What would she think about the fact that behind Desperado’s facade lay cages, ropes, chains and other devices used for aiding the transition from human to Other without hurting the Were or anyone else? And that when he found creatures in need, he brought them here to help them avoid the trauma of becoming a werewolf in a human world?
This is what he did and what he was needed for.
“Somebody has to do it,” he said aloud before realizing he was again speaking to the absent Paxton. Grant supposed he was, in a way, apologizing for the uniqueness of her father’s will and how it had affected her.
“Like it or not, I have to watch over you now that your father sent you to me.”

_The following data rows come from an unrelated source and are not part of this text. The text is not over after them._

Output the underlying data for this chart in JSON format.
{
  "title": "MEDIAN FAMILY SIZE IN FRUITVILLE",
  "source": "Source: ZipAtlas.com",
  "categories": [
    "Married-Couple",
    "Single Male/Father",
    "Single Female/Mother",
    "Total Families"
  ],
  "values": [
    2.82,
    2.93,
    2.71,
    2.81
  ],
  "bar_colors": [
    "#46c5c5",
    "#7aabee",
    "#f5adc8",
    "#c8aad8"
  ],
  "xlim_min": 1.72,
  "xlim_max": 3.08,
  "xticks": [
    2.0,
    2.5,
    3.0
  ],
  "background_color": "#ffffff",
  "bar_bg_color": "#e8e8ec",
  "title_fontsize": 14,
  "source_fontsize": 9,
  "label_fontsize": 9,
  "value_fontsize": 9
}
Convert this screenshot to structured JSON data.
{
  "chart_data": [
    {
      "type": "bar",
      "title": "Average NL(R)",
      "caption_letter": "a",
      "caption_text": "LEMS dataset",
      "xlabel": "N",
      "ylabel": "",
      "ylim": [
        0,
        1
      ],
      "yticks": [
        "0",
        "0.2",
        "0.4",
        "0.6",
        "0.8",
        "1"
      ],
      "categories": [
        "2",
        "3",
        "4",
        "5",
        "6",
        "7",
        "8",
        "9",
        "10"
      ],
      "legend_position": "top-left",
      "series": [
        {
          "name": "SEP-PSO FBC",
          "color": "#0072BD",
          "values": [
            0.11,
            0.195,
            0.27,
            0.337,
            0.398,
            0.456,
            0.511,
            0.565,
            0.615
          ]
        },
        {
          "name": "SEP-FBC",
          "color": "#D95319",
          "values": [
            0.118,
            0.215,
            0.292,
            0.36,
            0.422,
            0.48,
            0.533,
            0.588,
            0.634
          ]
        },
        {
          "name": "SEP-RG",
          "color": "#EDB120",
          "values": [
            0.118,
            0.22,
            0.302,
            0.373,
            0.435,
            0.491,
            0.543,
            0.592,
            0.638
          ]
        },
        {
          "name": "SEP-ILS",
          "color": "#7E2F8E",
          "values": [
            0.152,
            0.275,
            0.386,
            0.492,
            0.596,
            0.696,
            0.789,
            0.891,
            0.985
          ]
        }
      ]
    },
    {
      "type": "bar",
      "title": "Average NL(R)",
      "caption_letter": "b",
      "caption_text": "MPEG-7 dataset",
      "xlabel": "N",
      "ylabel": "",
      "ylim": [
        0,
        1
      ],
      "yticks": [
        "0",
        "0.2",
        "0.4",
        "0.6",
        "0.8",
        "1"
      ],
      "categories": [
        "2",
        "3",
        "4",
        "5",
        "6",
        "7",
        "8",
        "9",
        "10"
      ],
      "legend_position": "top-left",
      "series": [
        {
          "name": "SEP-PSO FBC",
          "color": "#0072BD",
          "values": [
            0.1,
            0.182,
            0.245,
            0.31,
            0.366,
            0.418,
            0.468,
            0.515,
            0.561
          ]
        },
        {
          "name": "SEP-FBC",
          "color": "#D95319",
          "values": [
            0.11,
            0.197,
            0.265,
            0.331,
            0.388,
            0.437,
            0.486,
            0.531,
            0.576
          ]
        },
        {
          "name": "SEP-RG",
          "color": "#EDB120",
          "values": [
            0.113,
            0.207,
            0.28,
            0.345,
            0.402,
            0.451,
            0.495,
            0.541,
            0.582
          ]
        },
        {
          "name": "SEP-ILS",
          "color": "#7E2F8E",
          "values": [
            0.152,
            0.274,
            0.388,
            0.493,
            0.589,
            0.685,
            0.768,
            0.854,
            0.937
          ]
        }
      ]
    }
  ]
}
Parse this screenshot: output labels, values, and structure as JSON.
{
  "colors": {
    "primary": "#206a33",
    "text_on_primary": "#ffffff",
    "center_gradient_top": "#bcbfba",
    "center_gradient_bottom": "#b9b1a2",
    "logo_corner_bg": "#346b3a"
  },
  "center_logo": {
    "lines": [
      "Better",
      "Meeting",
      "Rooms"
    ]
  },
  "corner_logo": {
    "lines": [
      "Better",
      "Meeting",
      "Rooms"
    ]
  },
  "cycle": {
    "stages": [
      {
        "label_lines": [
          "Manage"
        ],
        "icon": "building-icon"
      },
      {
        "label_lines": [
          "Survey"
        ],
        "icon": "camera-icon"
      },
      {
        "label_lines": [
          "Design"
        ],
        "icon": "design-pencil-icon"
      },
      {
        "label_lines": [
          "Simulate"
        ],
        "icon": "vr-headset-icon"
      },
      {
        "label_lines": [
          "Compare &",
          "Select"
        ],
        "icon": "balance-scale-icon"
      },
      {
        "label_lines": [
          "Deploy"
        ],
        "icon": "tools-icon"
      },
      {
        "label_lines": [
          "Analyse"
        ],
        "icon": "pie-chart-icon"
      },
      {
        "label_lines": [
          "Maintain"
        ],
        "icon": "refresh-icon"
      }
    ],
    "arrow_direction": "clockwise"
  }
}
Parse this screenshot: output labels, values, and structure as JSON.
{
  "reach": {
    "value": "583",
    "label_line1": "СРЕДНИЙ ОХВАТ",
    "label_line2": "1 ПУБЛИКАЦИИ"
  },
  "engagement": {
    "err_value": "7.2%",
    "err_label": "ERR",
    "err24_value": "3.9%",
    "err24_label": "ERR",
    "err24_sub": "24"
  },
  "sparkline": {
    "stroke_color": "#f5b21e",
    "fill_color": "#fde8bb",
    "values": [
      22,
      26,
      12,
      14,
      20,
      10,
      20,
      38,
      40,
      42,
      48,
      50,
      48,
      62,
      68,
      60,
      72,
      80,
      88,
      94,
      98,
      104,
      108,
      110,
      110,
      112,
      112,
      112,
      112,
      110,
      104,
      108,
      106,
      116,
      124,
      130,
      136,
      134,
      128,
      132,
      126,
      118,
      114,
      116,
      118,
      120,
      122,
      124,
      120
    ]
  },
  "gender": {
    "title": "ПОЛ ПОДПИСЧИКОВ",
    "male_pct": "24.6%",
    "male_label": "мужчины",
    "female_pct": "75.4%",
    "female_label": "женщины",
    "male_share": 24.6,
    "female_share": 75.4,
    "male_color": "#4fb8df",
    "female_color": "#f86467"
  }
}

Maybe one of those cages would have her name on it if she sought answers so close to the full moon. Possibly Paxton was here for a reason altogether different than she assumed.
But having Paxton and a dangerous trespasser here at the same time was bad news any way he looked at it. And if, without knowing it, Paxton had arrived in time to set her wolf free, and Andrew Hall had sent her, then he owed her father another round of respect for executing that plan so perfectly.
Pushing the truck to eighty on the open road, Grant voiced one more thought before vowing to shut his mind down. He spoke a final word to Paxton through clenched teeth.
“I’ll be here for you, no matter what you think of me.”
And then, hearing the echoing report of gunshots, he jammed on the brakes.
* * *
Minutes had gone by since Grant had left her, and as luck would have it, the proprietor of the motel had a car to rent. It was an old station wagon, the likes of which Paxton had only seen on late-night TV.
Dressed in an old T-shirt and jeans, she plugged into her cell’s GPS and drove along the highway for several miles before turning off on a smaller, unsigned road where she lost sight of other cars. Desperado wasn’t in her GPS app, but the ranch next to it was. If she was careful, she might avoid Grant Wade’s current residence and find Desperado on her own, though darkness might make locating the entrance to the town difficult.
Her goal, though, was to spy on Mr. Grant Wade.